Segundo Humberto Martins, deixar que a própria intermediadora de pagamentos decida sobre a contestação da compra desrespeita as garantias de ampla defesa e do contraditório. Além disso, acrescentou, determinar, unilateralmente, que ela decida não repassar o pagamento à lojista é o mesmo que equipará-la a um juiz arbitral (REsp 2151735).

O ministro Ricardo Villas Bôas Cueva acompanhou a divergência, acrescentando que seria preocupante “imputar ao lojista em toda e qualquer circunstância a responsabilidade exclusiva por contestações ou cancelamentos de transações”. Para ele, isso equivaleria a repassar ao lojista todo o risco da atividade.

O entendimento também foi acompanhado por Marco Aurélio Bellizze e Moura Ribeiro. Ficou vencida a relatora, ministra Nancy Andrighi, para quem intervir no contrato firmado entre o comerciante e a intermediadora de pagamentos “é dever que escapa do Poder Judiciário quando não estão presentes elementos que exijam a sua atenção, como seria se estivesse em debate relação consumerista”.

“O lojista assume livremente a responsabilidade de arcar com os custos do chargeback quando firma contrato de credenciamento com credenciadora que adota essa política”, afirmou Nancy.

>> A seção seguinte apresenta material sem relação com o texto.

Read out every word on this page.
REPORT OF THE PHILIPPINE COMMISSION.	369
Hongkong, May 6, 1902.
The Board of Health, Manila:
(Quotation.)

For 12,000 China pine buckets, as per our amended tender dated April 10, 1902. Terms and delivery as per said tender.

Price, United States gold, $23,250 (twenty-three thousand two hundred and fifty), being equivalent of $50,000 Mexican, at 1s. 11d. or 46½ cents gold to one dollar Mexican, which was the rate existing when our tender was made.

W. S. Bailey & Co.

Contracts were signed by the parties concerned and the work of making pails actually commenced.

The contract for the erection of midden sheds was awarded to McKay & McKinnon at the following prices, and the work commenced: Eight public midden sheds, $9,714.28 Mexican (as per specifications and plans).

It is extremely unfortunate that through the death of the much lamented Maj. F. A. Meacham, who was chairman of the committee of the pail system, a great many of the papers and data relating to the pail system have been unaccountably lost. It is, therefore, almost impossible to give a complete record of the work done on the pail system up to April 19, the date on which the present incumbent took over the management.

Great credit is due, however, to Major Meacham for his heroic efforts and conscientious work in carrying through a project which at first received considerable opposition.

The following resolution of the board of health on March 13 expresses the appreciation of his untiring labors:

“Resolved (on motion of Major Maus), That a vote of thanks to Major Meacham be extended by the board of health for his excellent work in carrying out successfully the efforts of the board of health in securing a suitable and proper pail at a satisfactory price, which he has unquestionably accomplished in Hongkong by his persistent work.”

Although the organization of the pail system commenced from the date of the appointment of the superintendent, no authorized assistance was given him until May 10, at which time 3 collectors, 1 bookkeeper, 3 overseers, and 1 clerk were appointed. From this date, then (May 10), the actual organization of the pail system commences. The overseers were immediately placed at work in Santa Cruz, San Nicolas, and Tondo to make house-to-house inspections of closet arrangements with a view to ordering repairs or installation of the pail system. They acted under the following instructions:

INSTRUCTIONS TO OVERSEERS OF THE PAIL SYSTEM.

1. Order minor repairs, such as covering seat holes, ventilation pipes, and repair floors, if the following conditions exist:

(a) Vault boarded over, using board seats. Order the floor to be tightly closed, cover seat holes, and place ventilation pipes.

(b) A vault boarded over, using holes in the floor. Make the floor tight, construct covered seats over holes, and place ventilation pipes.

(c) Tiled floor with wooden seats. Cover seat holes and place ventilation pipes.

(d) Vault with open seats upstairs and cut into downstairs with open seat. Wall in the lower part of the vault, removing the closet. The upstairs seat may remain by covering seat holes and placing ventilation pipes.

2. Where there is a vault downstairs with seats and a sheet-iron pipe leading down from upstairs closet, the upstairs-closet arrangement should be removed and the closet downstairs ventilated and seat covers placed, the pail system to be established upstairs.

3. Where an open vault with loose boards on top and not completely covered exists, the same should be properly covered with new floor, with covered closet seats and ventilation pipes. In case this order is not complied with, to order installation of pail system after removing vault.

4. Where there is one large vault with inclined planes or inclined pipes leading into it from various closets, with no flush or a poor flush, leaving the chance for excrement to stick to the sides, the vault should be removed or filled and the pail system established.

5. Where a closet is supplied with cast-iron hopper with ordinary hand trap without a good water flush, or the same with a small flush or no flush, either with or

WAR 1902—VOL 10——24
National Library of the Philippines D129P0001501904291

Os ministros chegaram a cogitar não analisar o mérito do recurso para não interferir nos contratos privados, uma preocupação levantada por Nancy Andrighi. No entanto, após debater a questão, concordaram em julgar o recurso da Stone.

Walter Ferreira, sócio do escritório Pessoa & Pessoa Advogados, destaca que o entendimento ajuda a preservar a sobrevivência de pequenas empresas. “Dar a todo e qualquer lojista ou comerciante a imediata e inequívoca responsabilidade em caso de chargeback pode ser, em muitos casos, asfixiar ou inviabilizar o negócio”.

Porém, especialistas destacam que a decisão do STJ abre um precedente perigoso de intervenção no mercado. Para a advogada Camila Leite, sócia do Ernesto Borges Advogados, o debate da questão demonstra que a decisão “só corrobora que a interpretação quanto ao arranjo de pagamentos não é uníssona e, portanto, requer atenção e cautela, dados os impactos que o tema produz na economia como um todo”.

O entendimento pode trazer insegurança, por intervir em contratos teoricamente livremente pactuados pelas partes, afirma Bruno Machado, especialista em Direito Civil e sócio do Azevedo Machado Advogados. “Quando há incerteza sobre a estabilidade e cumprimento estrito de contratos, investidores e agentes econômicos podem enxergar o ambiente jurídico como menos previsível, o que pode impactar o fluxo de investimentos e aumentar custos operacionais no país”, diz.

Para Patrícia Helena Marta Martins, sócia na área de Direito do Consumidor de TozziniFreire Advogados, afastar a responsabilidade dos lojistas estabelecida em contrato significa imputar essa responsabilidade aos demais agentes da cadeia contratual que envolve as transações com cartão de crédito. “Outra preocupação é a intervenção do Judiciário”, afirma.

Procurada pelo Valor, a Stone informou que vai recorrer da decisão. Por meio de nota, “reitera que acompanha atentamente as discussões judiciais e administrativas sobre o tema e seus impactos econômicos para todos os participantes dos arranjos de pagamento”. A advogada da joalheria, Ana Augusta Casseb Ramos Jensen, disse que ainda não teve acesso aos autos do processo e, por isso, não se manifestaria.